As I was getting in the truck to head for home, I overheard him say: "That guy who just loaded that tractor isn't very talkative!"
To which his newfound friend replied: "Yep"
Mr. Bystander just shrugged his shoulders and said:"Oh well. Hey--got a flashlight?"

{There, now I feel better!}

Patria    Posted 09-06-2004 at 08:57:33       [Reply]  [No Email]
Great one, New-Gen!

mojo    Posted 09-06-2004 at 04:39:27       [Reply]  [No Email]
I know the he didn't offer to help once, didn't anticipate you might need a tool and hand it to ya, didn't have any better ideas...the worst kind are the ones that stand really close (usually on your tools) and lean over your shoulder while asking their assinine questions. Takes all kinds to make the world go 'round, but I believe them fellers make the world wobble! Great story!

New-Gen    Posted 09-06-2004 at 05:52:56       [Reply]  [No Email]
You have that kind pretty much pegged with one exception: They're usually chock full of better ideas!Only problem is, most of the time they didn't understand the questions they claim to know all the answers to!!

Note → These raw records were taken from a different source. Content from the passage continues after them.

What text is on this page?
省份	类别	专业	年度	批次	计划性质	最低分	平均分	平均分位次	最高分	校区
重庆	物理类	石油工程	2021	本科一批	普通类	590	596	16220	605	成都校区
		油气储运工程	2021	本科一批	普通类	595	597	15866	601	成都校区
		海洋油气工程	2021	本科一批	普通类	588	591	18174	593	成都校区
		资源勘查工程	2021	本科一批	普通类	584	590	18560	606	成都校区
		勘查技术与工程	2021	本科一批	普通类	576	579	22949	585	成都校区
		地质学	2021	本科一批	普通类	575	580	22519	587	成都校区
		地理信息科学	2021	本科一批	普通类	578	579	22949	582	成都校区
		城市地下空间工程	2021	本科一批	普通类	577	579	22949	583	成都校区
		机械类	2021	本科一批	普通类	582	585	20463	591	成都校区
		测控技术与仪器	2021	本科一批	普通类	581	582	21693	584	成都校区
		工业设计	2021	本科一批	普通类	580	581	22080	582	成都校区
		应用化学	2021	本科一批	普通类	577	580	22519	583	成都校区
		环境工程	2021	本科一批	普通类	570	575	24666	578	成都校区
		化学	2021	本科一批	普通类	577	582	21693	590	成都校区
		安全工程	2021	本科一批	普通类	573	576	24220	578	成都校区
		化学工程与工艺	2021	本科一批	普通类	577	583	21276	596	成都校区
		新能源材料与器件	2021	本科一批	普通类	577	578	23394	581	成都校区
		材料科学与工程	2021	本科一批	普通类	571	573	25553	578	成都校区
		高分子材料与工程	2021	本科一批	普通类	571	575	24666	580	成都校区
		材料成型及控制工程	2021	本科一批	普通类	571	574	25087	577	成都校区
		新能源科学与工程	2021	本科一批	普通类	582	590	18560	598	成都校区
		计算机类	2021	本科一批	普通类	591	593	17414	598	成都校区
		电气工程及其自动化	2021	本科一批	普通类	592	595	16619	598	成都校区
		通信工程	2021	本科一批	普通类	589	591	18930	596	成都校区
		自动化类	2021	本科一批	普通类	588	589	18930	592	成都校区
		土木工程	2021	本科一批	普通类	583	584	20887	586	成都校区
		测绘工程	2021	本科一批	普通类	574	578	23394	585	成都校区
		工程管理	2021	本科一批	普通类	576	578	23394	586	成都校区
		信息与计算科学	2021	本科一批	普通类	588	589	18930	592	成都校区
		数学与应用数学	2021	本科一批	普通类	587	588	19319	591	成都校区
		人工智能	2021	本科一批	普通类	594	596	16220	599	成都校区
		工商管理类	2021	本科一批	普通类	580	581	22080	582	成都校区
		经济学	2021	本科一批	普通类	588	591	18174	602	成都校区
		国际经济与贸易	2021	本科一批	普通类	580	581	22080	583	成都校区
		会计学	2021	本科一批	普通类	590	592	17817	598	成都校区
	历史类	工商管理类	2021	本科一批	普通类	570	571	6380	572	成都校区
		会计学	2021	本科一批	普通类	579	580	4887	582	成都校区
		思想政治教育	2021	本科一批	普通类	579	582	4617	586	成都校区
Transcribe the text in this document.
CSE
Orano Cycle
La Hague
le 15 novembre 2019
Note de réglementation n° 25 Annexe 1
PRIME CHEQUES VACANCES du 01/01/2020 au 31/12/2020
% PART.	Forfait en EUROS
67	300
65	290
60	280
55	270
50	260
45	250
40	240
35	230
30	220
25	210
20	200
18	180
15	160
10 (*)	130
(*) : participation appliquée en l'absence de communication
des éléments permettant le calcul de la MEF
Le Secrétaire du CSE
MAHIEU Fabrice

mojo    Posted 09-06-2004 at 06:17:04       [Reply]  [No Email]
Yeah, I should have said HELPFUL ideas!LOL

Alias    Posted 09-06-2004 at 04:30:55       [Reply]  [No Email]
Reminds me of the fellow that walked into a Blacksmith Shop and picked up a hot horse shoe. He immediately dropped it and the smithy said, Hot ain't it? And, the fellow replied, No, it just don't take me long to look at a horse shoe.

As always, you have provided an enjoyable read. Thank You..........gfp

Ron/PA    Posted 09-06-2004 at 01:16:23       [Reply]  [No Email]

LOL...    Posted 09-05-2004 at 19:25:27       [Reply]  [No Email]
Been there, done that.
Chas, rollin on the floor, up here in Maine.

Aprille    Posted 09-05-2004 at 19:33:03       [Reply]  [No Email]
Yaknow..sometimes someone is just being nice..u guys?? Hmm..not so much I think..I didn't DELVE into back logs of what this person wrote..I just offered advice..oo..HOW BAD AM I!! U all are like frickin vulture..nah..too good for that..TURKEY VULTURES..ick..

hey Aprille    Posted 09-06-2004 at 08:49:19       [Reply]  [No Email]

ron,ar,still lurkin..

MissAprille    Posted 09-06-2004 at 19:53:36       [Reply]  [No Email]
Hmm..didn't recall sayin' bad..Sad..pathetic to have to nit pick at someone that was tryin to be helpful..but bad?? No way..Mother Theresa?? SHE was BAD!! Nelson Mandela?? SO BAD!! Willie Nelson?? WAYYY bad! Micheal Jackson?? Ahh Nooo..not bad at all..sad..pathetic yes..definately NOT bad..Yo see my point yes?? Huggs!!